Walking in circles around my childhood neighborhood, softly singing each word to “On My Own” from the Teen Beach 2 soundtrack, I didn’t let myself go home until I got every word right.

I was ten when Teen Beach 2 was released. I had a love-hate relationship with it as I absolutely loathed how they closed the story, but there was one song that made the movie a staple in my life.

When the main character, Brady, played by Ross Lynch, is going through a rough patch with his girlfriend Mack, played by Maia Mitchell, he sings this song about life without her. As a ten-year-old, I obviously felt very connected to this song.

Yet, here I am eight years later, still listening to the catchy tune, though I still cannot relate, at least not to the surface meaning of the song.

I now find myself applying these lyrics to my future, as my last childhood summer is approaching and it does feel like all my big plans are blowing away in the breeze.

As a ten-year-old, I obviously felt very connected to this song.

Though I’m not leaving a serious relationship or moving away from a beach I have surfed at my whole life, the future is approaching rapidly and I will soon be on my own.

I was five when the song “I’ll Always Remember You” started playing in a Hannah Montana episode. I was a little teary-eyed as Miley said goodbye to her alter ego. 

I now see that song as a song that makes the air in my lungs leave my body when I think about graduating in a month and will truly relate to leaving all my memories behind.

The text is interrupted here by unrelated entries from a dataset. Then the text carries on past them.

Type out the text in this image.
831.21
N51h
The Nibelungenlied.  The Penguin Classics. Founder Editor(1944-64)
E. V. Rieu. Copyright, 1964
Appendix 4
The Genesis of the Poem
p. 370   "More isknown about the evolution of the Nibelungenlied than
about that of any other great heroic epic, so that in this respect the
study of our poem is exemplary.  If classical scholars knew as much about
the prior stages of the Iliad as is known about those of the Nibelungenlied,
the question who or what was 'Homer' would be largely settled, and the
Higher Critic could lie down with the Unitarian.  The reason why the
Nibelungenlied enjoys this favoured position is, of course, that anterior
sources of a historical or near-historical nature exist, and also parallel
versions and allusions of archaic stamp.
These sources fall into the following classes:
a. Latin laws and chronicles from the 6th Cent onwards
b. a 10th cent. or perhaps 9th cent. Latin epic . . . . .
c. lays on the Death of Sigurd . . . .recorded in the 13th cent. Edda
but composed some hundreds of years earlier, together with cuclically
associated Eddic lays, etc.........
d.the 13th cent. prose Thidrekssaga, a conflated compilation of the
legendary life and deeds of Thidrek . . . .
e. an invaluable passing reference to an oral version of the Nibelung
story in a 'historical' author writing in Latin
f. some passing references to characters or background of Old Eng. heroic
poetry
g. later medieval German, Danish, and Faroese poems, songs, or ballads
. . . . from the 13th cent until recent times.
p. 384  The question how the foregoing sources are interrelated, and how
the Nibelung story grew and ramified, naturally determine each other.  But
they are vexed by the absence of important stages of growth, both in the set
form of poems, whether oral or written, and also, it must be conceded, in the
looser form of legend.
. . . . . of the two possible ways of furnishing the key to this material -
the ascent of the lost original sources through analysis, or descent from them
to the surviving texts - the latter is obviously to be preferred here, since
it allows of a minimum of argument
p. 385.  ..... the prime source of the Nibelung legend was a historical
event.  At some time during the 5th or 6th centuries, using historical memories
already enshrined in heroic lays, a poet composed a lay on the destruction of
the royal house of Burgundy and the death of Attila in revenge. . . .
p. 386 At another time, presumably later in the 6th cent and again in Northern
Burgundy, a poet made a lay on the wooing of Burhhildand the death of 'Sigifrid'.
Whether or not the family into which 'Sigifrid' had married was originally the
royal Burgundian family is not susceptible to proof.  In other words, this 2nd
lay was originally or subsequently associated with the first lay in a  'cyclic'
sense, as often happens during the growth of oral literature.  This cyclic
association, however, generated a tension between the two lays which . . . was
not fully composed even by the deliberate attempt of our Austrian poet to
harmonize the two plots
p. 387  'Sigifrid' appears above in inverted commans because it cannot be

As Hannah sings “I always knew this day would come, we’d be standing one by one with our futures in our hands” on my car radio on the way to my high school graduation, I know the tears will ruin my mascara and I’ll choke on the lyrics as I close yet another chapter.

In my freshman year, my friends and I fell in love with the song “History” by One Direction. It symbolized the band separating from one of its members, and reflecting on the good times. Now, three years later, that song has a more personal meaning, and at the time I’m writing this, I have 34 days left of the entire life I have lived thus far. 

Three songs, discovered years apart, all sit in one playlist symbolizing the ending of the most crucial era of my life so far. I’ve spent the past four years hoping it would end sooner, looking forward to the big events, and as it approaches, I loathe my past self for wishing it here so soon.

The places, the people, and the music that has shaped the past eighteen years now are fighting the anxieties of my future, attempting to grab me and pull me into the past so I won’t focus on what will happen after May 17.

I truly will be “On My Own” in a few months, telling my friends “I’ll Always Remember You” as I pack up my childhood room, and someday reminiscing on the “History” this era of my life is becoming as it uncontrollably and finally closes.